Chapter 5. Register the Required Components
OpenStack Data Processing requires a Hadoop image containing the necessary elements to launch and use Hadoop clusters. Specifically, Red Hat OpenStack Platform requires an image containing Red Hat Enterprise Linux with the necessary data processing plug-in.
Once you have a Hadoop image suitable for the jobs you wish to run, register it to the OpenStack Data Processing service. To do so:
- Upload the image to the Image service. For instructions on how to do so, see Upload an Image.
- After uploading the image, select Project > Data Processing > Image Registry in the dashboard.
- Click Register Image, and select the Hadoop image from the Image drop-down menu.
- Enter the user name that the OpenStack Data Processing service should use to apply settings and manage processes on each instance/node. The user name set for this purpose on the official images provided by Red Hat Enterprise Linux (which you used in Chapter 4, Create Hadoop Image) is cloud-user.
By default, the OpenStack Data Processing service will add the necessary plug-in and version tags in the plug-in and Version drop-down menu. Verify that the tag selection is correct, then click Add plugin tags to add them. The OpenStack Data Processing service also allows you to use custom tags to either differentiate or group registered images. Use the Add custom tag button to add a tag; tags appear in the box under the Description field.
To remove a custom tag, click the x beside its name.
- Click Done. The image should now appear in the Image Registry table.
5.1. Register Input and Output Data Sources
After registering an image, register your data input source and output destination. You can register both as objects from the Object Storage service; as such, you need to upload both as objects first. For instructions on how to do so, see Upload an Object.
You can also register data objects straight from another Hadoop-compatible distributed file system (for example, HDFS). For information on how to upload data to your chosen distributed file system, see its documentation.

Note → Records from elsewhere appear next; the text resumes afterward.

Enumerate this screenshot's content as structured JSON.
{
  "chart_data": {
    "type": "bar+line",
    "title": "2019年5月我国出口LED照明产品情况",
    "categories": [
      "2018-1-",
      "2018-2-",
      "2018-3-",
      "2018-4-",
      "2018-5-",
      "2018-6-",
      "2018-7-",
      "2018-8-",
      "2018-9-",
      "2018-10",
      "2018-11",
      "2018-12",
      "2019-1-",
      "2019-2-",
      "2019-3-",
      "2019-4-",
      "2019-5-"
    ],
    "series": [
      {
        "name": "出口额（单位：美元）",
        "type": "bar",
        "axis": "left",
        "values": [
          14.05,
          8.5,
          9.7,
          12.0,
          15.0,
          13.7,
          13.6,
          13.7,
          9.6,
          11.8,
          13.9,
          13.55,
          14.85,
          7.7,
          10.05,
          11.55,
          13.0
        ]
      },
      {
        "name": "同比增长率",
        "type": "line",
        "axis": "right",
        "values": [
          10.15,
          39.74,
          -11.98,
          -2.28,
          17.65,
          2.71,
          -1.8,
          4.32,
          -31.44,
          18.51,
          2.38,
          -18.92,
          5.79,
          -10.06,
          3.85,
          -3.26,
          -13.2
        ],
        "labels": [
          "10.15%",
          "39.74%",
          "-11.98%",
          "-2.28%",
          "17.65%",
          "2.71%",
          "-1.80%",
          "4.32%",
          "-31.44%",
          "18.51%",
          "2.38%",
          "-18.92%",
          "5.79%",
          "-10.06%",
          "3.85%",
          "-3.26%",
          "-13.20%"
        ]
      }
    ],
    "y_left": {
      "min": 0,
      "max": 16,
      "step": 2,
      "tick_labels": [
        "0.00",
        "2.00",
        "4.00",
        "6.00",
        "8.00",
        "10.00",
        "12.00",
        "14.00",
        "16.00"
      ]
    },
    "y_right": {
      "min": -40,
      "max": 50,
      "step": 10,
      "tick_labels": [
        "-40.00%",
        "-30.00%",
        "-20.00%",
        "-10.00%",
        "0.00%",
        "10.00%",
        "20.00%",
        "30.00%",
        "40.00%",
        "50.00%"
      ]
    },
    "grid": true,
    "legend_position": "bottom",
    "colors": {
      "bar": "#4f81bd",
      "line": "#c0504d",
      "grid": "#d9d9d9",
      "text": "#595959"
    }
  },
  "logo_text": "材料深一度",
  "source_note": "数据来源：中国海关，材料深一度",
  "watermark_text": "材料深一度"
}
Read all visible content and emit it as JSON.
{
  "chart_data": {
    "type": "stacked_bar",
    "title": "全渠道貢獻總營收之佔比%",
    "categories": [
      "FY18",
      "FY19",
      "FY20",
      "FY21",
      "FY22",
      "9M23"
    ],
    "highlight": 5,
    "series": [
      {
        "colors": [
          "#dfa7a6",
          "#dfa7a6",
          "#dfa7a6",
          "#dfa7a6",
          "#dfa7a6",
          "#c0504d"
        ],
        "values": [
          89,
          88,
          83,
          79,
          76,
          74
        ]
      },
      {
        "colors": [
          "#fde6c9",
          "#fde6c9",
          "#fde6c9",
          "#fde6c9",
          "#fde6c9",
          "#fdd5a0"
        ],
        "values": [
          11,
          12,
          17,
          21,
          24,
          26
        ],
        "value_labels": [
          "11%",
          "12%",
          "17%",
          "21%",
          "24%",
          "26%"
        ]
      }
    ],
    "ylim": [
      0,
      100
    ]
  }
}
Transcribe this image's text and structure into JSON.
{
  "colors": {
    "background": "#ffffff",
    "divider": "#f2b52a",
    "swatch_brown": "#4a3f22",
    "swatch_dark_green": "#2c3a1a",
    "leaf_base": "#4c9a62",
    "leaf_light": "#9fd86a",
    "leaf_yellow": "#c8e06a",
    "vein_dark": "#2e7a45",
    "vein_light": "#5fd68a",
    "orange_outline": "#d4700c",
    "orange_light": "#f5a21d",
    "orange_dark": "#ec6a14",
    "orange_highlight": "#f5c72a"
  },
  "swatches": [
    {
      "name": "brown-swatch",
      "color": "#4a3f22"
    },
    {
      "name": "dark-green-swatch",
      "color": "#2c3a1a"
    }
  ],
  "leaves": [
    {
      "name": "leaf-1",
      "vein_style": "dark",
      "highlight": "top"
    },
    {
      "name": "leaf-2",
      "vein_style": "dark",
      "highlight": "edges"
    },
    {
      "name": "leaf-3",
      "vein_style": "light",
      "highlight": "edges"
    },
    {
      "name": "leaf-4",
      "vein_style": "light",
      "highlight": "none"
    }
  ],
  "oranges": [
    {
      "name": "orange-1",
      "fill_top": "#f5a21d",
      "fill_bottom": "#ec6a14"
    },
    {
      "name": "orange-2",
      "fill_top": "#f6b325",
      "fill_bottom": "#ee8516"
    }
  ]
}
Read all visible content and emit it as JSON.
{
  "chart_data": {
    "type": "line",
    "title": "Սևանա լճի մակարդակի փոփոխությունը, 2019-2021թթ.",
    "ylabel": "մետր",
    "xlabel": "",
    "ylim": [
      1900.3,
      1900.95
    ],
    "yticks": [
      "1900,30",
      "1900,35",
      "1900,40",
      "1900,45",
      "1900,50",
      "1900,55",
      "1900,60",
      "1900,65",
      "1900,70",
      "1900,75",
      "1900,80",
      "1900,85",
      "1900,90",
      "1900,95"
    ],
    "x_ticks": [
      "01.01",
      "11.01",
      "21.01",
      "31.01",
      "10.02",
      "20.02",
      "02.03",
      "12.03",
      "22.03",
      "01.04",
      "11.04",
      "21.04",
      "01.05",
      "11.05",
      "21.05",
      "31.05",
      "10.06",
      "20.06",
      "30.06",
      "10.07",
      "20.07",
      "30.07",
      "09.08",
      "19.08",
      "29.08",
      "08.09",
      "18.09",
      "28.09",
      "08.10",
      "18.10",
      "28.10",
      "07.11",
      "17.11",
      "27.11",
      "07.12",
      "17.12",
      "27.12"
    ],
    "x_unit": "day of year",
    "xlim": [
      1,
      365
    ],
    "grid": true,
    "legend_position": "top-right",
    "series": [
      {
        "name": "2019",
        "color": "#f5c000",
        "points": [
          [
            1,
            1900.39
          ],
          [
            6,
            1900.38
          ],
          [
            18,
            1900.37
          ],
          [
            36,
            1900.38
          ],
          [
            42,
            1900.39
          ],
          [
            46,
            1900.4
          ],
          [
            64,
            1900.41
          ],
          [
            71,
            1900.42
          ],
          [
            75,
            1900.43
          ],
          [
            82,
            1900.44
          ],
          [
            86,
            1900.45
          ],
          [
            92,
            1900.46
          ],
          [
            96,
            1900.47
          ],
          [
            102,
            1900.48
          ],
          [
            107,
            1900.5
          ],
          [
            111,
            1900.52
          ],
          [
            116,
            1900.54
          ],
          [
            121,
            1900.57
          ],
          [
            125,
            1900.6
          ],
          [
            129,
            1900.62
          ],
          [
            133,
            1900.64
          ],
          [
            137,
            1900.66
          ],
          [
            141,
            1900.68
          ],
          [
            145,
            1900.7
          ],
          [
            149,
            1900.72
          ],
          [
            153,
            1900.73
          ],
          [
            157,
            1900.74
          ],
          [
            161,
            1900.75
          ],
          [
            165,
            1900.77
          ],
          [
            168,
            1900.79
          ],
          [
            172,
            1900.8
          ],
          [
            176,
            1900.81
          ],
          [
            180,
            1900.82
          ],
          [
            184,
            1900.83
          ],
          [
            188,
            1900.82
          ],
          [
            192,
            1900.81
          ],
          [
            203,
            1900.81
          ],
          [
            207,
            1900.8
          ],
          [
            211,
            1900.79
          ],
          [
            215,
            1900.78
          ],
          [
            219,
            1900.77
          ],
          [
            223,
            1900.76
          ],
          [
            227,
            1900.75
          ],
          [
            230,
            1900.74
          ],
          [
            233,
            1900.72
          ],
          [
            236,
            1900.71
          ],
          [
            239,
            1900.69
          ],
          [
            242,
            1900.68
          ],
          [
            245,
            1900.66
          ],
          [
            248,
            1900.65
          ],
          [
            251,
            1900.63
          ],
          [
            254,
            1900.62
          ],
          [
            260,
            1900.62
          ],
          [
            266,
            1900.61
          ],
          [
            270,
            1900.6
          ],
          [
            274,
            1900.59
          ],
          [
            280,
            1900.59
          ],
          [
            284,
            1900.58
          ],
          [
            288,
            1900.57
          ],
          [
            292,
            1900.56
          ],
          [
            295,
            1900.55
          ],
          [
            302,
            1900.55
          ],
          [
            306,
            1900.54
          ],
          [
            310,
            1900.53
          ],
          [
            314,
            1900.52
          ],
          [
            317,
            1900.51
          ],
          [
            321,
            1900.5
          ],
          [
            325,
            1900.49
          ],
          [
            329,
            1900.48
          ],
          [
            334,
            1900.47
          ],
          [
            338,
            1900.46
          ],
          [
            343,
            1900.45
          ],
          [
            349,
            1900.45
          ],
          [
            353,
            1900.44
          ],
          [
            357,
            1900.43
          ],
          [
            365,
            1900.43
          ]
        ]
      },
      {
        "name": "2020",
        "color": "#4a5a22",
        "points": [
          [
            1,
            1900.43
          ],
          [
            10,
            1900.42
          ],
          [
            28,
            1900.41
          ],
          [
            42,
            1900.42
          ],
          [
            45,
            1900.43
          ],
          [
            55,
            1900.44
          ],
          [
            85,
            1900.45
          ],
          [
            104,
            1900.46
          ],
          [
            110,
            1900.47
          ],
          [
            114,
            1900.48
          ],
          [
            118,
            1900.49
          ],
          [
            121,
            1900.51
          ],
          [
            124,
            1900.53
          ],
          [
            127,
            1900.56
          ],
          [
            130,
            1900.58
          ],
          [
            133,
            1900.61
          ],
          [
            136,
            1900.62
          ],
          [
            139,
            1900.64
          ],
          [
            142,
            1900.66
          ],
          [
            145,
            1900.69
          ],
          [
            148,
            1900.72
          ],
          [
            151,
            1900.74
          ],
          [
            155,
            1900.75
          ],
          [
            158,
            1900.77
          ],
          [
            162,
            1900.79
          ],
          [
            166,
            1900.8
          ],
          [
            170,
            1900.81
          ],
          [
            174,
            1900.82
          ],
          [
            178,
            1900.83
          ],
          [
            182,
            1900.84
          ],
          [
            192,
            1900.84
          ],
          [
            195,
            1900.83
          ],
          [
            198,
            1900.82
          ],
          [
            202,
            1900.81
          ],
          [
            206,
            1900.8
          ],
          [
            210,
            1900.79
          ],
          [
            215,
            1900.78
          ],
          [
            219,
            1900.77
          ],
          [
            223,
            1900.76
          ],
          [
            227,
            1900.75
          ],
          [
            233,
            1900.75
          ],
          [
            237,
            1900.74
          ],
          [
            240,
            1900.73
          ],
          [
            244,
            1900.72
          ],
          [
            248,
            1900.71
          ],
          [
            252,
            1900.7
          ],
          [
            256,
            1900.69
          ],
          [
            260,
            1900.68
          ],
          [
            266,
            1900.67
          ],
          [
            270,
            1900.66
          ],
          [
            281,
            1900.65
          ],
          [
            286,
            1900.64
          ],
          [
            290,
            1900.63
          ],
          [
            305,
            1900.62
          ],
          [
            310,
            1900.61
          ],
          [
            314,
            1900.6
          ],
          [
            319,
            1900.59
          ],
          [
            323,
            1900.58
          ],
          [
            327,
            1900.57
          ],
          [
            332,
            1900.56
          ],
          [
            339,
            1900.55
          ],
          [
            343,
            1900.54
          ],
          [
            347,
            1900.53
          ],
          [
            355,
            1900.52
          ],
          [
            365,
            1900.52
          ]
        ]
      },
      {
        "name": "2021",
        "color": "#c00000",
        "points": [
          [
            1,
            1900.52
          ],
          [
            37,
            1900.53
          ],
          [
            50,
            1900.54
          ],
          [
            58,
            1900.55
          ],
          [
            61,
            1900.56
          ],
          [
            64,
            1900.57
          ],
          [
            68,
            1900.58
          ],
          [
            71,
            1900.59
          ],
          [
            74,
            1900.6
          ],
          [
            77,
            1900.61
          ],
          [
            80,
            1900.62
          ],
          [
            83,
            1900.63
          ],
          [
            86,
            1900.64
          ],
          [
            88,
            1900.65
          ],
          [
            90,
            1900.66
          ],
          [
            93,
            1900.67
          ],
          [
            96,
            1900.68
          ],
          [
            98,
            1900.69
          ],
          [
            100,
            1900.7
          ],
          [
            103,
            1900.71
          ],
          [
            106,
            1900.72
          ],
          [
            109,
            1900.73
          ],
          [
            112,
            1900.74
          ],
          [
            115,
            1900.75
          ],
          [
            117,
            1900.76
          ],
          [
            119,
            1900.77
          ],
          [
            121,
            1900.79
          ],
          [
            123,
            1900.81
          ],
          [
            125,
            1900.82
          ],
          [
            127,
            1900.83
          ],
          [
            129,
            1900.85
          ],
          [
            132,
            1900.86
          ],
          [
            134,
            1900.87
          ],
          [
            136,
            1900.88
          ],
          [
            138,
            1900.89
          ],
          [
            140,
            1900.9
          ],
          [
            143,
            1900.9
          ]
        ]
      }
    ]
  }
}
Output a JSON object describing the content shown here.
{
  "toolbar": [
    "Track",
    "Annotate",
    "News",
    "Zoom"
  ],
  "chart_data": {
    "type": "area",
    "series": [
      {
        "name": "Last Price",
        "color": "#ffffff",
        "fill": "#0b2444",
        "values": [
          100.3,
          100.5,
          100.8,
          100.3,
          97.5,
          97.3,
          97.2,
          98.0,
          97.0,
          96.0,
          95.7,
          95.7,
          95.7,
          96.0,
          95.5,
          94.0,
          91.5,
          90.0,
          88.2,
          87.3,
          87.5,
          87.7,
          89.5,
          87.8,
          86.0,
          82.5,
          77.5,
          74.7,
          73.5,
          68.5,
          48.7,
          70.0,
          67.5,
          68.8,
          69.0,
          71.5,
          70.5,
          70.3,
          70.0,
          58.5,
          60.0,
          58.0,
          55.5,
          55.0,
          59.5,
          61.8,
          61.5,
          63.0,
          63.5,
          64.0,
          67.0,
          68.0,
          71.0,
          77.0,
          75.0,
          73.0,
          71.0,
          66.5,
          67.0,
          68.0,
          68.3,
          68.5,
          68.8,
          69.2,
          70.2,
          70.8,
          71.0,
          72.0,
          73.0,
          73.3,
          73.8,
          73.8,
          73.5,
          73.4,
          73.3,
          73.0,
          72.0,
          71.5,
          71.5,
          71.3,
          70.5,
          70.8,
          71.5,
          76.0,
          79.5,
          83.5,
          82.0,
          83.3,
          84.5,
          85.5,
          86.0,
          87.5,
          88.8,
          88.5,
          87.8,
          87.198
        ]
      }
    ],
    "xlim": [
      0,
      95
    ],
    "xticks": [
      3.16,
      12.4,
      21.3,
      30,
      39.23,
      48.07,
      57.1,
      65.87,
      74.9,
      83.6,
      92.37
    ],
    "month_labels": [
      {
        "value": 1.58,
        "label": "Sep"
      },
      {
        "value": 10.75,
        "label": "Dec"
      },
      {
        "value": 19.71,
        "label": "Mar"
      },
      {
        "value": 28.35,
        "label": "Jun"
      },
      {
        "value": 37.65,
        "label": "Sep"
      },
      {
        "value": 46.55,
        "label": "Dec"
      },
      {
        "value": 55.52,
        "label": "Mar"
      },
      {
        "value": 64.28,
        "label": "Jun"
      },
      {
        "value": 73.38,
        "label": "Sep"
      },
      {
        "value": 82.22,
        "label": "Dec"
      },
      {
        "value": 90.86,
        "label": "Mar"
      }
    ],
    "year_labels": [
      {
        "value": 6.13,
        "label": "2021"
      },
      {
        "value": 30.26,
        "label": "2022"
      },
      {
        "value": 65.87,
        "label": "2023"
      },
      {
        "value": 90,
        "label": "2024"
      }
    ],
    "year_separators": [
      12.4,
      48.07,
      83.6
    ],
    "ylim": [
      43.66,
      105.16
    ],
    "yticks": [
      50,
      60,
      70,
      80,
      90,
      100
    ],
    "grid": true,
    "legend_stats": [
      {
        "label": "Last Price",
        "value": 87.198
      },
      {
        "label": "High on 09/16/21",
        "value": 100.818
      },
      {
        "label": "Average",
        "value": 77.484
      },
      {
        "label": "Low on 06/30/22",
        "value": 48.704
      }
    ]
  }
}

- In the dashboard, select Project > Data Processing > Data Sources.
- Click Create Data Source. Enter a name for your data source in the Name field.
- Use the Description field to describe the data source (optional).
Select your data source’s type and URL. The procedure for doing so depends on your source’s location:
If your data is located in the Object Storage service, select Swift from the Data Source Type drop-down menu. Then:
- Provide the container and object name of your data source as swift://CONTAINER/OBJECT in the URL field.
- If your data source requires a login, supply the necessary credentials in the Source username and Source password fields.
If your data is located in a Hadoop Distributed File System (HDFS), select the corresponding source from the Data Source Type drop-down menu. Then, enter the data source’s URL in the URL field as hdfs://HDFSHOST:PORT/OBJECTPATH, where:
- HDFSHOST is the host name of the HDFS host.
- PORT is the port on which the data source is accessible.
- OBJECTPATH is the available path to the data source on HDFSHOST.
If your data is located in an S3 object store, select the corresponding source from the Data Source Type drop-down menu. Then, enter the data source URL in the URL field in the format s3://bucket/path/to/object.
If you have not already configured the following parameters in the cluster configuration or job execution settings, you must configure them here:
- S3 access key
- S3 secret key
- S3 endpoint is the URL of the S3 service without the protocol.
- Use SSL which must be a boolean value.
- Use bucket in path indicates virtual-hosted or path URLs and must be a boolean value.
- Click Done. The data source should now be available in the Data Sources table.
Perform this procedure for each data input/output object required for your jobs.